"Es ist sehr schwierig, eine gute Impfstrategie zu entwickeln, ohne dass alle Daten dazu auf dem Tisch liegen", sagte der Leiter der Universitätsklinik für Klinische Pharmakologie der MedUni Wien, Markus Zeitlinger, zur APA. Zu dem am Dienstag präsentierten geplanten Vorgehen in Österreich gebe es noch viele Fragezeichen. Man müsse aber mit der Planung beginnen und brauche "eigentlich verschiedene Szenarien". Zudem brauche es nun mehr Covid-19-Impfaufklärung, so der Experte.
Es werde Unterschiede zwischen den Impfstoffen selbst oder bei ihrer Zulassung (Label) geben. So stelle sich die Frage, ob man sich auch dazu entschließt "Off-Label" zu impfen, also mit Vakzinen in Personen- oder Altersgruppen zu gehen, für die noch weniger Daten vorliegen. Insgesamt wäre es für den Internisten "viel besser, wenn die Firmen tatsächlich die Daten auf den Tisch legen", damit sich jedes Land selbst überlegen könne, wie die Informationen zu den regionalen Begebenheiten, was etwa die Bevölkerungsstruktur betrifft, passen. "Es ist aber nicht sicher, ob sie das machen. Sie müssen es nicht", sagte der Experte.
Darüber hinaus ist noch nicht klar, zu welchem Zeitpunkt welche Mengen, welches Impfstoffes in Österreich zur Verfügung stehen. Daher müssten mehrere Pläne vorliegen, die dann - je nach tatsächlicher Verfügbarkeit - abgewogen werden.
Dass zuerst Menschen in Alters- und Pflegeheimen und im Pflegebereich insgesamt geimpft werden sollen, könne er viel abgewinnen, so Zeitlinger. Hier gehe es um 120.000 bis 130.000 Menschen. Bei zwei Impfdosen und dem Wunsch nach 50 Prozent Durchimpfungsrate ist das auch die dort benötigte Anzahl an Dosen. Diese Menge werde es vermutlich recht bald hierzulande geben. Es bleiben Fragen danach, wie wirksam die Vakzine bei älteren Menschen dann sind und schlussendlich, wie lange die Immunität besteht.
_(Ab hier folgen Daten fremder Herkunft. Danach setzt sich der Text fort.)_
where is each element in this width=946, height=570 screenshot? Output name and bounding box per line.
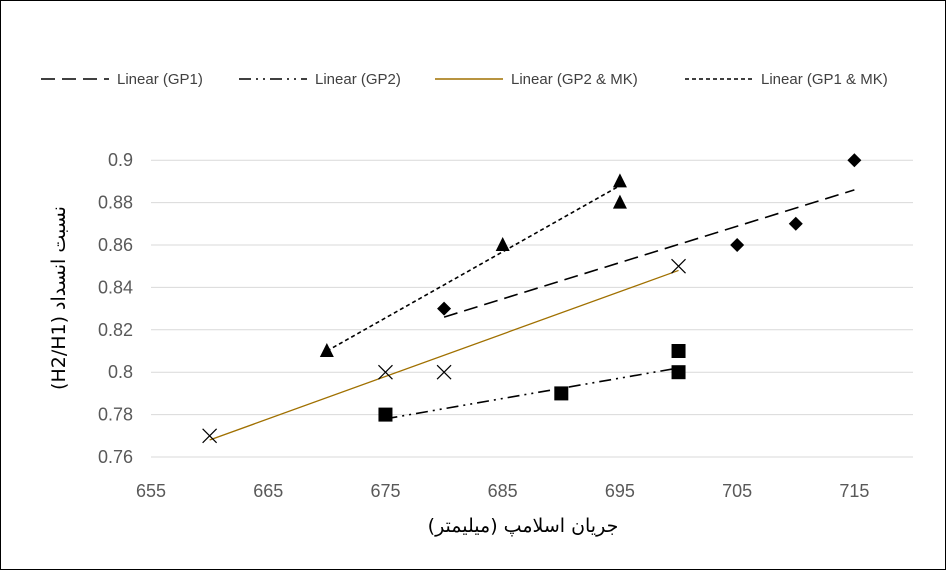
- x-tick-label: 685: [488, 481, 518, 501]
- y-tick-label: 0.8: [108, 362, 133, 382]
- legend-label: Linear (GP1 & MK): [761, 71, 888, 88]
- trendline: [326, 184, 621, 352]
- x-point: [671, 258, 686, 274]
- legend-label: Linear (GP2): [315, 71, 401, 88]
- x-tick-label: 675: [370, 481, 400, 501]
- diamond-point: [730, 238, 745, 252]
- y-tick-label: 0.9: [108, 150, 133, 170]
- trendline: [209, 269, 679, 441]
- diamond-point: [437, 301, 452, 316]
- x-tick-label: 695: [605, 481, 635, 501]
- y-tick-label: 0.82: [98, 320, 133, 340]
- square-point: [554, 386, 569, 401]
- y-tick-label: 0.76: [98, 447, 133, 467]
- x-tick-label: 715: [839, 481, 869, 501]
- y-axis-title: نسبت انسداد (H2/H1): [48, 206, 70, 390]
- x-tick-label: 655: [136, 481, 166, 501]
- x-axis-title: جریان اسلامپ (میلیمتر): [428, 515, 619, 537]
- data-points: [202, 153, 862, 444]
- legend-label: Linear (GP1): [117, 71, 203, 88]
- legend-label: Linear (GP2 & MK): [511, 71, 638, 88]
- square-point: [671, 344, 686, 358]
- square-point: [378, 407, 393, 422]
- y-tick-label: 0.86: [98, 235, 133, 255]
- triangle-point: [495, 237, 510, 251]
- diamond-point: [847, 153, 862, 168]
- triangle-point: [319, 343, 334, 357]
- triangle-point: [612, 173, 627, 188]
- y-tick-label: 0.88: [98, 193, 133, 213]
- x-point: [378, 364, 393, 380]
- x-tick-label: 705: [722, 481, 752, 501]
- triangle-point: [612, 194, 627, 209]
- x-point: [202, 428, 218, 444]
- x-tick-label: 665: [253, 481, 283, 501]
- tick-labels: 0.76 0.78 0.8 0.82 0.84 0.86 0.88 0.9 655 665 675 6…: [98, 150, 869, 501]
- legend: Linear (GP1) Linear (GP2) Linear (GP2 & MK…: [41, 71, 888, 88]
- gridlines: [151, 159, 913, 458]
- x-point: [436, 364, 452, 380]
- diamond-point: [788, 216, 803, 231]
- square-point: [671, 365, 686, 380]
- trendlines: [209, 184, 855, 441]
- trendline: [385, 367, 679, 420]
- y-tick-label: 0.78: [98, 405, 133, 425]
- trendline: [443, 189, 855, 318]
- y-tick-label: 0.84: [98, 277, 133, 297]
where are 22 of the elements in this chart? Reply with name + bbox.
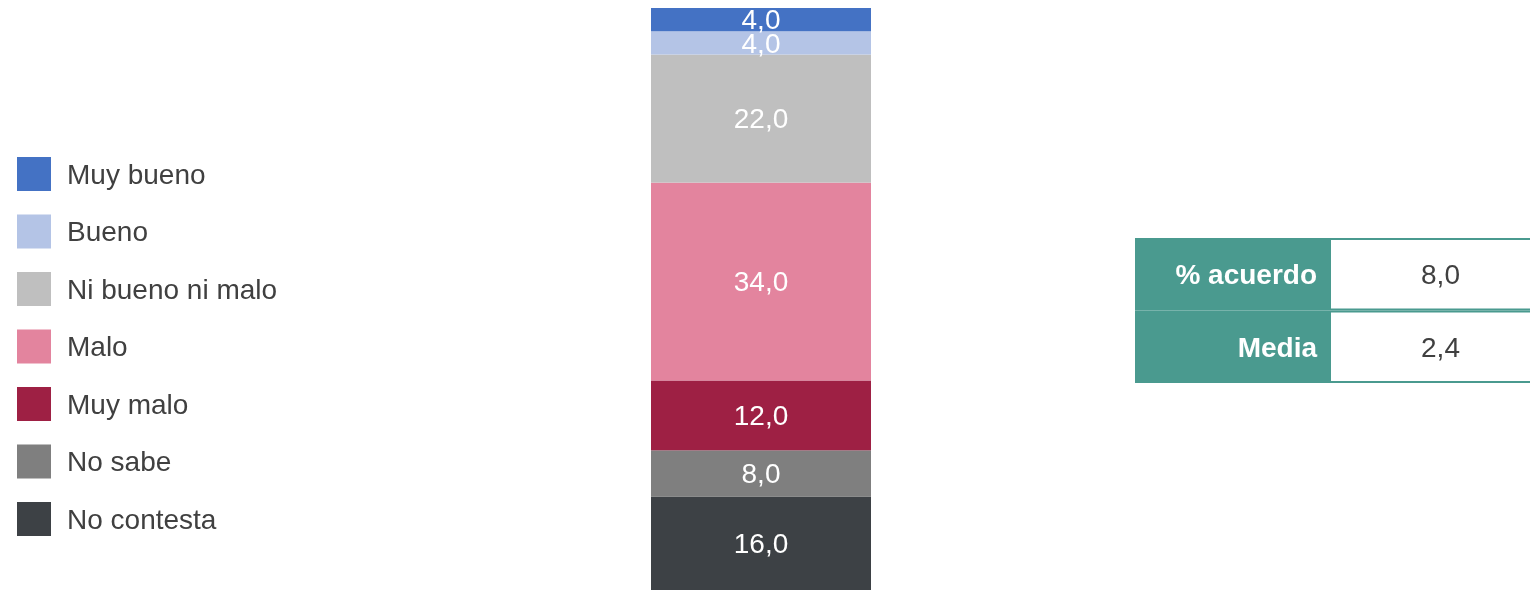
legend-label: No contesta xyxy=(67,503,217,535)
legend-label: Malo xyxy=(67,331,128,363)
legend-label: Muy malo xyxy=(67,388,189,420)
bar xyxy=(651,182,871,381)
legend-label: Bueno xyxy=(67,216,148,248)
bar xyxy=(651,450,871,497)
bar xyxy=(651,8,871,32)
data-label: 22,0 xyxy=(733,103,789,135)
text: 8,0 xyxy=(1421,259,1460,291)
bar xyxy=(651,496,871,590)
data-label: 16,0 xyxy=(733,528,789,560)
data-label: 8,0 xyxy=(741,458,781,490)
bar xyxy=(651,380,871,451)
text: 2,4 xyxy=(1421,331,1460,363)
data-label: 12,0 xyxy=(733,400,789,432)
category-label: Media xyxy=(1237,331,1318,363)
category-label: % acuerdo xyxy=(1175,259,1317,291)
legend-label: Ni bueno ni malo xyxy=(67,273,278,305)
data-label: 34,0 xyxy=(733,266,789,298)
legend-label: Muy bueno xyxy=(67,158,206,190)
bar xyxy=(651,31,871,55)
legend-label: No sabe xyxy=(67,446,172,478)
Neben dem "eindeutigen 'Ja' zum Pflegebereich" begrüßt Zeitlinger auch die Idee, sehr rasch das medizinische Personal zu impfen. Etwas vorsichtiger ist seine Einschätzung zum Ansinnen, möglichst alle Über-65-Jährigen zu impfen. Möchte man hier - Gesundheitsminister Rudolf Anschober (Grüne) folgend - wieder 50 Prozent Durchimpfung erreichen, bräuchte es rund 1,6 Millionen Dosen. Diese Menge werde eher nicht vor Ende des Winters da sein, vermutet Zeitlinger.
Spätestens wenn dann die kalte Jahreszeit vorbei ist, und sich der "Wintervirus" SARS-CoV-2 etwas zurückzieht, kommt auch der Frage nach der Impfbereitschaft noch mehr Bedeutung zu. Es brauche "Aufklärung, Aufklärung und nochmals Aufklärung", so der Experte. In den vergangenen Monaten hätten Impfstoffgegner leider viel Zeit gehabt, sich zu formieren. Es brauche hier auch eine mediale Abgrenzung zu Verschwörungstheoretikern und eine Diskussion darüber, "wo die Gefährdung der öffentlichen Sicherheit anfängt".
Eine Impfpflicht gebe die Gesetzeslage nicht her, betonte Zeitlinger. Es gebe aber auch indirekte Anreize, wie etwa den Nachweis einer Impfung vor Antritt von Reisen: "Auch heute braucht man Impfungen, wenn man in gewisse Länder fliegen möchte." Sich impfen zu lassen oder einen aktuellen negativen Tests vorzulegen, bevor man etwa in ein Altersheim geht, sei auch eine "Frage der sozialen Verantwortung".